The alleged incident began around 4:15 a.m. as the elderly couple’s son dropped them off at their home in the 5000 block of North Harding following a New Year’s Eve party.
According to the son, he was helping his 95-year-old mother, who uses a walker, out of his car when Gerstein grabbed him by the collar and asked, “Am I a punk?”
The son, who thought Gerstein had been drinking, wished him a happy new year and suggested that he find his way home, prosecutors said.
After the couple was safely inside, their son drove away.
Before long, the nonagenarian night owls heard someone kicking in their front door. The husband grabbed a knife from the kitchen and hid in a nearby bathroom. His wife remained in the living room as the home invader — Gerstein, allegedly — barged into their bedroom.

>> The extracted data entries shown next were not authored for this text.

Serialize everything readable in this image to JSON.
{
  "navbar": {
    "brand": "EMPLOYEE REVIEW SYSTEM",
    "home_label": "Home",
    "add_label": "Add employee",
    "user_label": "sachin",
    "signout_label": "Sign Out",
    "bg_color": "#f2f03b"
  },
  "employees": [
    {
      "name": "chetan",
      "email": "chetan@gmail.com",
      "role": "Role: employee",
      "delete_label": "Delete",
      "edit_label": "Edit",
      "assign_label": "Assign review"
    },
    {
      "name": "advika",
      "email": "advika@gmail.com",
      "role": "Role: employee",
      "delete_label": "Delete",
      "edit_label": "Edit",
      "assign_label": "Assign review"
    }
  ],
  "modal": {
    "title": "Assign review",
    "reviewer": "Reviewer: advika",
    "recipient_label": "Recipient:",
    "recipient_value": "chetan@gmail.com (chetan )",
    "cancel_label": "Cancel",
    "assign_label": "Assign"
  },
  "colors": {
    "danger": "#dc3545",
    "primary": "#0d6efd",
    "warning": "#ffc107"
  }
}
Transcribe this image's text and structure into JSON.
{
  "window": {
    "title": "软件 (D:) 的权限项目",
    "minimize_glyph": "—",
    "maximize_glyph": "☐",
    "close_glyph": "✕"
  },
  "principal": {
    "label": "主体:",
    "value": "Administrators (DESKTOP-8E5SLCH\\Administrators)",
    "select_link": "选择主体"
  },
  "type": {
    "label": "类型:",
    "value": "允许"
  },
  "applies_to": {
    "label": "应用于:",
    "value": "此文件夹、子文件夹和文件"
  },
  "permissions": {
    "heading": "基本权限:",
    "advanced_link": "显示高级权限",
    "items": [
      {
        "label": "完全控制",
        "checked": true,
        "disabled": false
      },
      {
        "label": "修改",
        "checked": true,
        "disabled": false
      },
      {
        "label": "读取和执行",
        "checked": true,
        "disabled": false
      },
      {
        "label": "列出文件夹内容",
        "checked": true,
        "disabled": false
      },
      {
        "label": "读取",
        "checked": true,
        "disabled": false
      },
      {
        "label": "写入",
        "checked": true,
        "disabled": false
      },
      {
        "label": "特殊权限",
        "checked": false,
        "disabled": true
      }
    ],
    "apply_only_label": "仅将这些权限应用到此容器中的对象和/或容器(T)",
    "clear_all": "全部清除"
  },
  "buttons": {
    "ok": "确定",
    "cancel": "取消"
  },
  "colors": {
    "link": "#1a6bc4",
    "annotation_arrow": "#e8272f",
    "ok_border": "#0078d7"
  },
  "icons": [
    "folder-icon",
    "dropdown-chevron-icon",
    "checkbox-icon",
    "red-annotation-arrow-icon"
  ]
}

The husband confronted him when he came back out. The two men wrestled as the woman ran out the back door screaming for help, prosecutors said. Gerstein allegedly threw the elderly man to the floor. Then, the husband stabbed the intruder’s arm and hands.
Prosecutors said Gerstein “bled considerably” and ran out the door.
Police who were patrolling the area crossed paths with Gerstein on a nearby street about 15 minutes later. He was bleeding from his hands, but cops had not heard about the home invasion, and they accepted Gerstein’s explanation that he cut himself while jumping a fence, prosecutors said.
Evidence technicians gathered blood samples from the couple’s home, and the Illinois State Police crime lab recently concluded that the samples match Gerstein’s blood, an assistant state’s attorney said in bond court.
Prosecutors charged Gerstein with home invasion causing bodily injury. In 2011, he was convicted of identity theft of a victim over age 60, prosecutors said.
Gerstein’s private attorney, Sergei Kuchinski, said he works as a truck driver and landscape photographer.
After hearing from Kuchinski and prosecutors, Judge Mary Marubio said, “There’s a randomness to it that makes me concerned about whether or not I can fashion sufficient conditions of bond to protect people in the community.”
But, after noting that Kuchinski had not been arrested since the alleged incident nearly two years ago, Marubio set bail at $50,000. She ordered Gerstein to observe a curfew and wear a monitoring device if he can post the $5,000 deposit bond.
Prosecutors said the elderly man who was involved in the alleged incident has since died from unrelated causes.